Białoruś. Robert Biedroń zapowiadał misję obserwacyjną. Nie pozwolono mu przekroczyć granicy
Robert Biedroń jako szef delegacji PE ds. relacji z Białorusią chciał udać się do Mińska wraz z grupą europarlamentarzystów. Nie został jednak wpuszczony. "Poinformowano mnie, że jako osoba niepożądana, muszę natychmiast opuścić terytorium Białorusi" - twierdzi polityk.
14.08.2020 19:18
W związku z sytuacją na Białorusi do Mińska postanowił się udać Robert Biedroń. Polski polityk stanął na czele delegacji europarlamentarzystów. Jeszcze przed wylotem apelował na konferencji o uwolnienie wszystkich więźniów politycznych. Chciał się również spotkać z aresztowanymi, ale nie otrzymał w tej sprawie odpowiedzi od Ministerstwa Spraw Zagranicznym Białorusi.
Białoruś. Robert Biedroń nie dostał pozwolenia na wjazd
Wizyta miała potrwać trzy dni. W planie były również spotkania z opozycją, niezależnymi mediami oraz rannymi uczestnikami protestów. Misja obserwacyjna Biedronia nie dojdzie jednak do skutku. Polityk nie został wpuszczony na Białoruś. Europoseł miał nie dostać pozwolenia na wjazd do kraju i nie otrzymać żadnych wyjaśnień - podał dziennikarz z Mińska Franak Viacorka.

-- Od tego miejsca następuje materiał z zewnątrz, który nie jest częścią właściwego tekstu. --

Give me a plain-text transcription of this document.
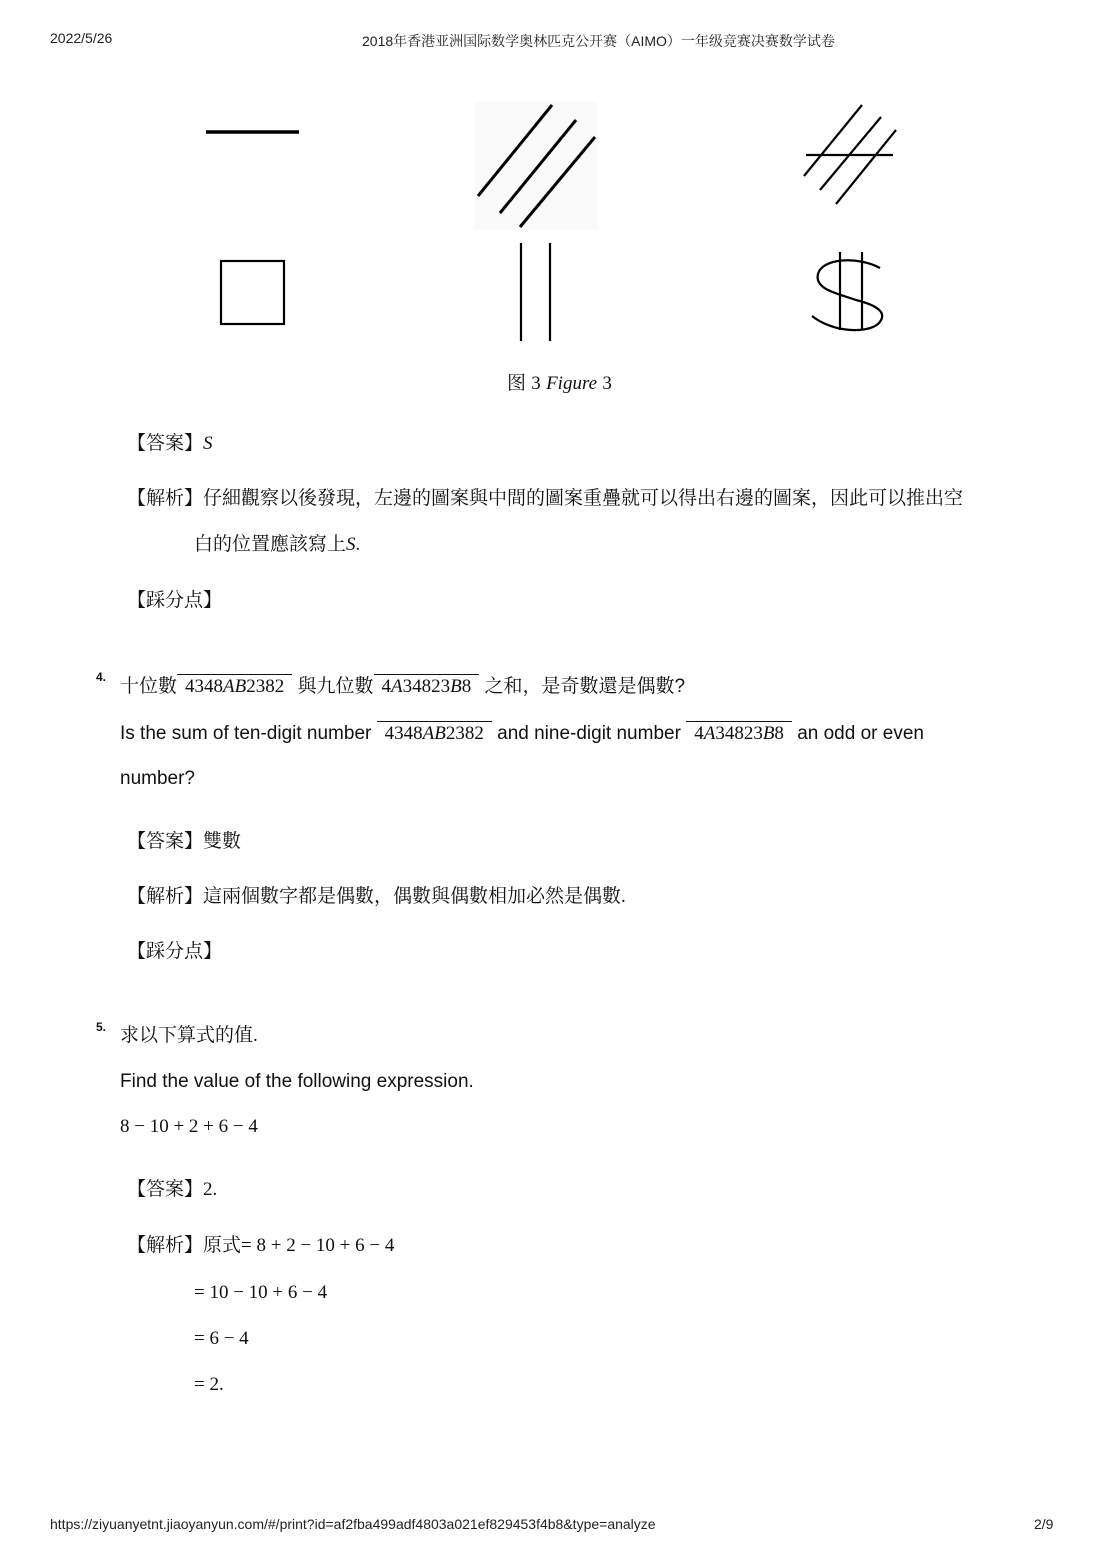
2022/5/26	2018年香港亚洲国际数学奥林匹克公开赛（AIMO）一年级竞赛决赛数学试卷
图 3 Figure 3
【答案】S
【解析】仔細觀察以後發現，左邊的圖案與中間的圖案重疊就可以得出右邊的圖案，因此可以推出空
白的位置應該寫上S.
【踩分点】
4. 十位數 4348AB2382 與九位數 4A34823B8 之和，是奇數還是偶數?
Is the sum of ten-digit number 4348AB2382 and nine-digit number 4A34823B8 an odd or even
number?
【答案】雙數
【解析】這兩個數字都是偶數，偶數與偶數相加必然是偶數.
【踩分点】
5. 求以下算式的值.
Find the value of the following expression.
8 − 10 + 2 + 6 − 4
【答案】2.
【解析】原式= 8 + 2 − 10 + 6 − 4
= 10 − 10 + 6 − 4
= 6 − 4
= 2.
https://ziyuanyetnt.jiaoyanyun.com/#/print?id=af2fba499adf4803a021ef829453f4b8&type=analyze	2/9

Chwilę później głos zabrał również sam Biedroń. "Władze graniczne właśnie poinformowały mnie, że jako osoba niepożądana muszę natychmiast opuścić terytorium Białorusi. Panie Łukaszenka, nie powstrzyma nas to przed dalszym wspieraniem białoruskiego społeczeństwa. Niech żyje Białoruś!" - napisał w mediach społecznościowych polityk.
Razem z polskim europosłem nie został również wpuszczony sprawozdawca z Litwy. Petrasowi Austreviciusowi cofnięto w Wilnie delegację i nie pozwolono wejść na podkład samolotu do Mińska - opowiadał Biedroń na antenie TVN24. Sam polityk został wydalony z lotniska. Sytuacją nazwał "prowokacją, która nie pomoże w dialogu z UE". - Reżim Łukaszenki boi się naszej wizyty, jeżeli ma coś do ukrycia - uważa.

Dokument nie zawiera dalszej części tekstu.